Sunday, February 7, 2010

Why Opera is the Greatest Thing in the World

If you're not familiar with the erratic behavior displayed by some of opera's central characters, you might jump to the conclusion the genre is populated by dysfunctional hysterics. First of all, the structure itself is artificial: People don't walk around on the street singing to each other. Well, they do in my world, but I live in a very special place which Eli Lilly has yet to develop an effective psychiatric medicine for.

Yes, sometimes the dramatic, behavior of operatic characters may seem a bit over-the top, but over time you develop an understanding of the literary conventions of the art form. People fall in love at first sight with other people they barely met, have never seen; they will throw away their lives over what seems--to us--practically nothing; and seemingly baffling conundrums appear childishly simple. There are reasons for these larger-than-life melodramas: You see, opera is an intense, multi-disciplined means of expression which reduces the human condition to psychologically elemental archetypes, sets these situations to music, then plays them out, if skillfully constructed, in ways that not only entertain us, but strike familiar chords on very deep and personal levels. But the behavior of the characters, in order to convey these archetypal passions, must be over the top. Those people live large, love with everything they have, and when they die, they go out singing, which when you think about it, isn't a bad way to leave this world. You cannot judge an archetype by ordinary human standards. Like unicorns, centaurs and chimerae, they live within their own self-contained world of internal logic.

Not everyone sees this at first. It's easy to try to impose reality onto our fiction, but fruitless and unrewarding. We look at the behavior of King Lear and say, "No one in real life would behave that way." Well, at least we hope not. And yet the real world gave us Geoffrey Dahmer, John Wayne Gayce, Oprah, Survivor, and Vanilla Ice. This is why we escape into fiction in an attempt to purge our minds, at least for a while, from the blight of the Real World. The worst are the amateur psychologists. I've heard Carmen described as bipolar and self-destructive, Calaf's behavior in Turandot diagnosed as Peter Pan Syndrome, and anyone who claims to know what the hell is going on in The Magic Flute is simply suffering from Munchhausen syndrome. It's ridiculous. These are not real people. These are fictional archetypes; psychological aches, pains and emotional yearnings given voice and set to music. Play the game correctly and you emerge cleansed, uplifted, embettered. Over-analyze and psychoanalyze and you may emerge humming an earful of pretty tunes, but you lose the big picture. But you have taken the first steps toward a career as a theater critic.
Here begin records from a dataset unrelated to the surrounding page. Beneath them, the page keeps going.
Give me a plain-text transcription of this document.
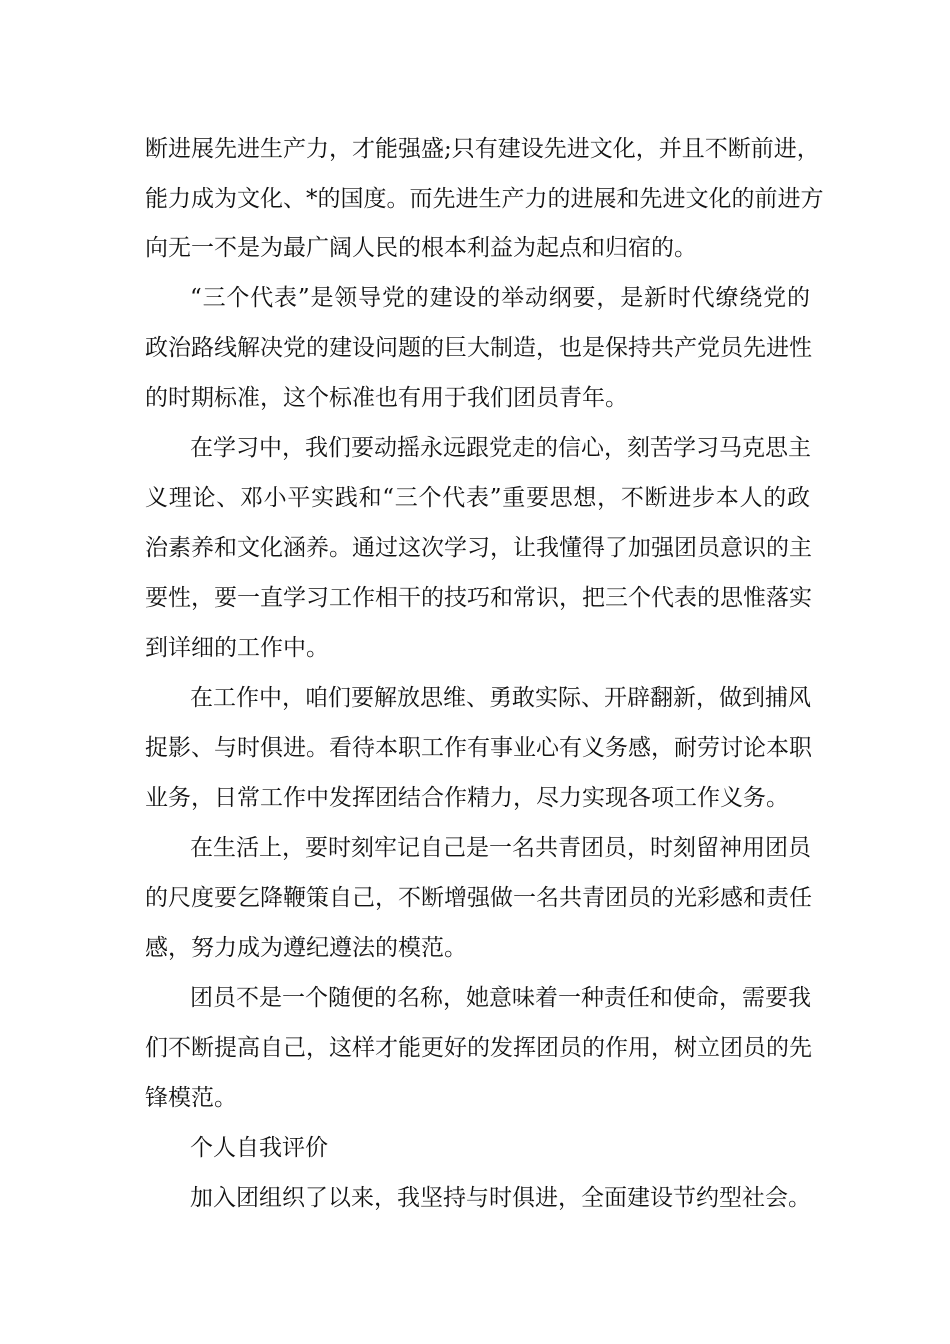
断进展先进生产力，才能强盛;只有建设先进文化，并且不断前进，
能力成为文化、*的国度。而先进生产力的进展和先进文化的前进方
向无一不是为最广阔人民的根本利益为起点和归宿的。
“三个代表”是领导党的建设的举动纲要，是新时代缭绕党的
政治路线解决党的建设问题的巨大制造，也是保持共产党员先进性
的时期标准，这个标准也有用于我们团员青年。
在学习中，我们要动摇永远跟党走的信心，刻苦学习马克思主
义理论、邓小平实践和“三个代表”重要思想，不断进步本人的政
治素养和文化涵养。通过这次学习，让我懂得了加强团员意识的主
要性，要一直学习工作相干的技巧和常识，把三个代表的思惟落实
到详细的工作中。
在工作中，咱们要解放思维、勇敢实际、开辟翻新，做到捕风
捉影、与时俱进。看待本职工作有事业心有义务感，耐劳讨论本职
业务，日常工作中发挥团结合作精力，尽力实现各项工作义务。
在生活上，要时刻牢记自己是一名共青团员，时刻留神用团员
的尺度要乞降鞭策自己，不断增强做一名共青团员的光彩感和责任
感，努力成为遵纪遵法的模范。
团员不是一个随便的名称，她意味着一种责任和使命，需要我
们不断提高自己，这样才能更好的发挥团员的作用，树立团员的先
锋模范。
个人自我评价
加入团组织了以来，我坚持与时俱进，全面建设节约型社会。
Opera sometimes condenses the actions of several years in the space of a few hours, and it does the same with people. The composer shows us, in words, music and action, our own humanity--our best, most noble heights of exaltation and our lowest depths of depravity--sometimes embodied within the same character.

I recently enjoyed seeing once again hector Berlioz's La Damnation de Faust, the story of an old man who sells his soul to Satan in return for his youth, so he can seduce an innocent young woman named Marguerite. In contrast to Faust's worldly lust, Marguerite is a naive, romantic young girl. Blinded by her love, she has no idea she has been used as a lure by Satan to ensnare Faust's soul.

Rather than come out and tell us Marguerite is a young innocent, or have her proclaim "I'm a young naive girl who believes in romantic love, Sir--what would you have of me?" Berlioz performs a remarkable piece of literary character development: In Act Two, Marguerite stands on the balcony of her bedroom, looks out in the moonlight, and sings an achingly lovely and wistful ballad about a King who pines for his dead love. This tells us all we need to know about this girl and her attitudes toward love, and how we regret what's about to become of her in the hands of Faust and the Devil!



Of course, opera being what it is, after Faust has his way with Marguerite and abandons her, the devil collects his fee, Faust winds up in Hell, and Marguerite--who dies in prison--ascends to heaven. Yes, it's another one of those endings where you wonder if it's happy or sad. That's why opera is so great. You see, there is within all of us a dark streak to which we yearn to surrender, as Faust did--and yet--at least this is what I tell myself--counterbalancing that meanness is a greater, nobler impulse: a spiritual urge which delights when we witness the ennoblement and uplifting of the human being exhibiting the finest and best qualities, surpassing and overcoming his or her dark impulses, and coming out on top when the final curtain comes down.